View this document on the publisher’s website.

Speech analytics solutions gather insights into the performance of contact centers and other operating areas within an enterprise. These solutions analyze recorded conversations, which means that they “know” what is happening in the contact center and can often identify what needs to be done to resolve the issues. Speech analytics provides the following types of information to contact center managers:

  1. Agents: Which agents are doing a good/excellent job and who needs additional training in specific areas
  2. Regulatory compliance: Which agents are following or failing to comply with internal and external regulations
  3. Policies and procedures: Which operating policies are annoying customers and causing frustration
  4. Complaints: The underlying reasons why customers and prospects are unhappy with a company, and what to do to fix the problems
  5. At-risk customers: Which customers are at risk of attriting, and what it will take to retain them
  6. Competitive challenges: Which competitors have new offerings that are attracting the attention of your customers
  7. New products: Which new products and services your customers want, or how they want them delivered


It’s surprisingly easy to gather basic findings from speech analytics. The process is to create a search using key words/phrases and then run the application to see what it captures. Within a day or two of implementing a speech analytics solution, managers often collect so much information that they are overwhelmed. For this reason, DMG recommends that organizations start small by creating a list of 2 to 5 issues that they want to address. Since recordings are captured within the contact center, many companies start by concentrating on improving or optimizing that department and agent performance. This is an excellent approach, as it gives speech analytics analysts an opportunity to learn to use the solution prior to rolling it out throughout the enterprise. Here are some typical findings when speech analytics is used in a contact center:

  1. The reasons people call – the top reasons why people call your contact center, and what you can do about it
  2. Which agents are doing a good job and who needs coaching – these findings can be striking, as they may differ from the results of the established quality assurance process
  3. The specific types of coaching needed by agents – the areas of opportunity that will most contribute to improving customer satisfaction while improving productivity
  4. Where training programs need to be improved – which topics are not being covered well enough to prepare agents to handle calls
  5. Why agents put customers on hold or transfer them – policies and procedures, system issues, training, etc. that have to be addressed with the department to reduce the number of times and duration that customers are place on hold


Some companies have started to tie speech analytics findings to their gamification environments, while others share team findings with all supervisors to encourage healthy competition. While there are some countries where regulations prohibit findings from being shared broadly, the point is that it’s important to let the staff know why and how the speech analytics solution is being used and to reward agents, supervisors and managers for using the data to improve the member experience and reduce operating costs.

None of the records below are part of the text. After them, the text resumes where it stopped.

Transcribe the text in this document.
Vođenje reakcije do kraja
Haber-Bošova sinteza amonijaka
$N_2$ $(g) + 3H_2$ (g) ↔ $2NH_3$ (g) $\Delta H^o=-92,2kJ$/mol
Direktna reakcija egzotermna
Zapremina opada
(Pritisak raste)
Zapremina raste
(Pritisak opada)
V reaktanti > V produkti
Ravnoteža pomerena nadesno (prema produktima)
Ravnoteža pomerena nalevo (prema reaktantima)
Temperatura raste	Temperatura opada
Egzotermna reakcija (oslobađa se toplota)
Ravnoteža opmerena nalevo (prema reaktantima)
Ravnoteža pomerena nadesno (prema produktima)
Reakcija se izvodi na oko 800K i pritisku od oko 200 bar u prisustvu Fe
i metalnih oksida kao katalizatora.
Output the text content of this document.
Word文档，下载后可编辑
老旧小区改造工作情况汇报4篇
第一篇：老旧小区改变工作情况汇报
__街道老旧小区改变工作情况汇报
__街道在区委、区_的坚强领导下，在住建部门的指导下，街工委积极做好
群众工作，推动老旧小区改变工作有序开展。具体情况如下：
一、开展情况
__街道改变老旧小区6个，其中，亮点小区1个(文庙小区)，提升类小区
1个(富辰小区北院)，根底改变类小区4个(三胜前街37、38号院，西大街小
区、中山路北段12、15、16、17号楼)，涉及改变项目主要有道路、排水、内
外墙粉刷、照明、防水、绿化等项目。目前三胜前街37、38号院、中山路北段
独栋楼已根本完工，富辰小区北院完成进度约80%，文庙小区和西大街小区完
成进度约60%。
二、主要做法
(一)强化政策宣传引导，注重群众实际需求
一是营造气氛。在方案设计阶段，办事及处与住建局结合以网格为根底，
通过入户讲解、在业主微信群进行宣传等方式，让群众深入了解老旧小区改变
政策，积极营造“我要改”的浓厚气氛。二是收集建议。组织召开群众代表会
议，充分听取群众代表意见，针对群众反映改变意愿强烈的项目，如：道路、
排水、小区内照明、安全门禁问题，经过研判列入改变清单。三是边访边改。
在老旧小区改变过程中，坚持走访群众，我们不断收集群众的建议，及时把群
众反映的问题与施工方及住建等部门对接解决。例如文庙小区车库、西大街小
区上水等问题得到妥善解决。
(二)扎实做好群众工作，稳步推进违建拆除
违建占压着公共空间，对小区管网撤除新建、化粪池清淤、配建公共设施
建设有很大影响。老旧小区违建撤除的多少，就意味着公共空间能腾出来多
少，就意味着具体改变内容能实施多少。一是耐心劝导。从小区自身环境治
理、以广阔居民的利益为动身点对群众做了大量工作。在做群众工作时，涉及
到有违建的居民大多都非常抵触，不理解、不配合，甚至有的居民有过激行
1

The real fun of speech analytics is that you don’t always know what is going to be found; use this to your advantage, and reward behaviors and performance that promote your company and its bottom line. By starting small and applying findings in the contact center, you’ll earn the respect of managers inside and outside of the department, which presents a great opportunity to broaden the use of speech analytics to other operating areas. Once you show how impactful speech analytics can be in the contact center, other managers will want to use the solution for their own departments.